![Kokomo City](/binary/01f4/kokomo-city-web.jpg)
Kokomo City
2023, R, 73 min. Directed by D. Smith.
REVIEWED By Richard Whittaker, Fri., Aug. 4, 2023
As seems sadly predictable in a documentary about trans sex workers in America, Kokomo City begins and ends with stories of violence. But the opening anecdote is delivered with dry, raucous humor that seems tinged with a survivor's euphoria. It's a tone that continues through much of first-time director D. Smith's documentary about the lives of Black trans sex workers, where humor and pleasure are counterbalanced by a clear-eyed examination of their position in street life.
Importantly, she doesn't simply focus on four trans women – native New Yorkers Daniella Carter and Dominique Silver in Queens, and Georgia peaches Liyah Mitchell and Koka Da Doll – and lets them tell their own stories. They do so with gusto, charm, bathos, and insight into their lives on the periphery of Black communities. This is most specifically about the relationship between the Black community (most especially cis Black men) and Black trans sex workers, and all four are brutally honest about the perils and pleasures of their occupation.
However, one of the most surprisingly incisive conversations to camera comes from two cis men, rappers Inw Tarxan and Lexx Pharaoh, who discuss the inner conflicts/hypocrisy/self-loathing of men – especially Black men – who live on the DL. It's one thing to hear Liyah say that she's been paid for sex by the kind of guy you'd never guess would hire a trans sex worker. It's another to hear two guys who look like they live up to every rap cliche break down why these men need to just get over themselves. That it's then juxtaposed with a moment of beautifully shot intimacy between a cis male and a trans woman reinforces what's being lost in people's lives.

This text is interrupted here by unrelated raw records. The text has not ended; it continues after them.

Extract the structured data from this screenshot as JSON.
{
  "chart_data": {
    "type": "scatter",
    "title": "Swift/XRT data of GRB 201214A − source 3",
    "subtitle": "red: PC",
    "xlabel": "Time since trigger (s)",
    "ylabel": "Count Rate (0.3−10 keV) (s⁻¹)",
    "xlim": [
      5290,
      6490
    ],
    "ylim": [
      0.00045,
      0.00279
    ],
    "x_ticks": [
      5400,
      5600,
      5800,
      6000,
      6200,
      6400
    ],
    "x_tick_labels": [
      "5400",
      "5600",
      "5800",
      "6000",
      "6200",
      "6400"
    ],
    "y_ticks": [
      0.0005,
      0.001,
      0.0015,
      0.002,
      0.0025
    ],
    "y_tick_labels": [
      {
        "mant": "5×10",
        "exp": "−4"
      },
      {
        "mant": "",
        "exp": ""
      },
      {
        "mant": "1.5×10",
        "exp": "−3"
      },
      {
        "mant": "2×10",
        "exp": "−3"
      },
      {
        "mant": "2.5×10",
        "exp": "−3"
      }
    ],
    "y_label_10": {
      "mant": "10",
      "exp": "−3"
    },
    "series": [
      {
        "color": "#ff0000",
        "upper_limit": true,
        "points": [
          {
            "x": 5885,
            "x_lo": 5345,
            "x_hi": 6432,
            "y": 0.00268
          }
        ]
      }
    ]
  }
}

Yet violence is always on the fringes, not just at the beginning and in a heartbreaking coda. Smith presents the danger as the cumulative effect of being trans and Black and a sex worker in America. However, that's not all that Smith is talking about. In many ways, Kokomo City feels like a partner piece to Nick Broomfield and Sandi Sissel's groundbreaking 1982 documentary Chicken Ranch, about the legendary Nevada brothel. Both center on the sex workers' experiences from their own perspectives, and their ease with their own existence. While the role of economics is never understated (each of the four became a sex worker because they couldn't make ends meet, or pay for surgery, or make rent), Smith is really discussing the nature of what Daniella dubs Black womanness, and in the final shot audiences are exposed to what being a Black trans woman means – with the emphasis on exposure. Smith doesn't blanch at the sexual, either in conversation or visuals, but that's exactly the kind of earnestness the topic requires.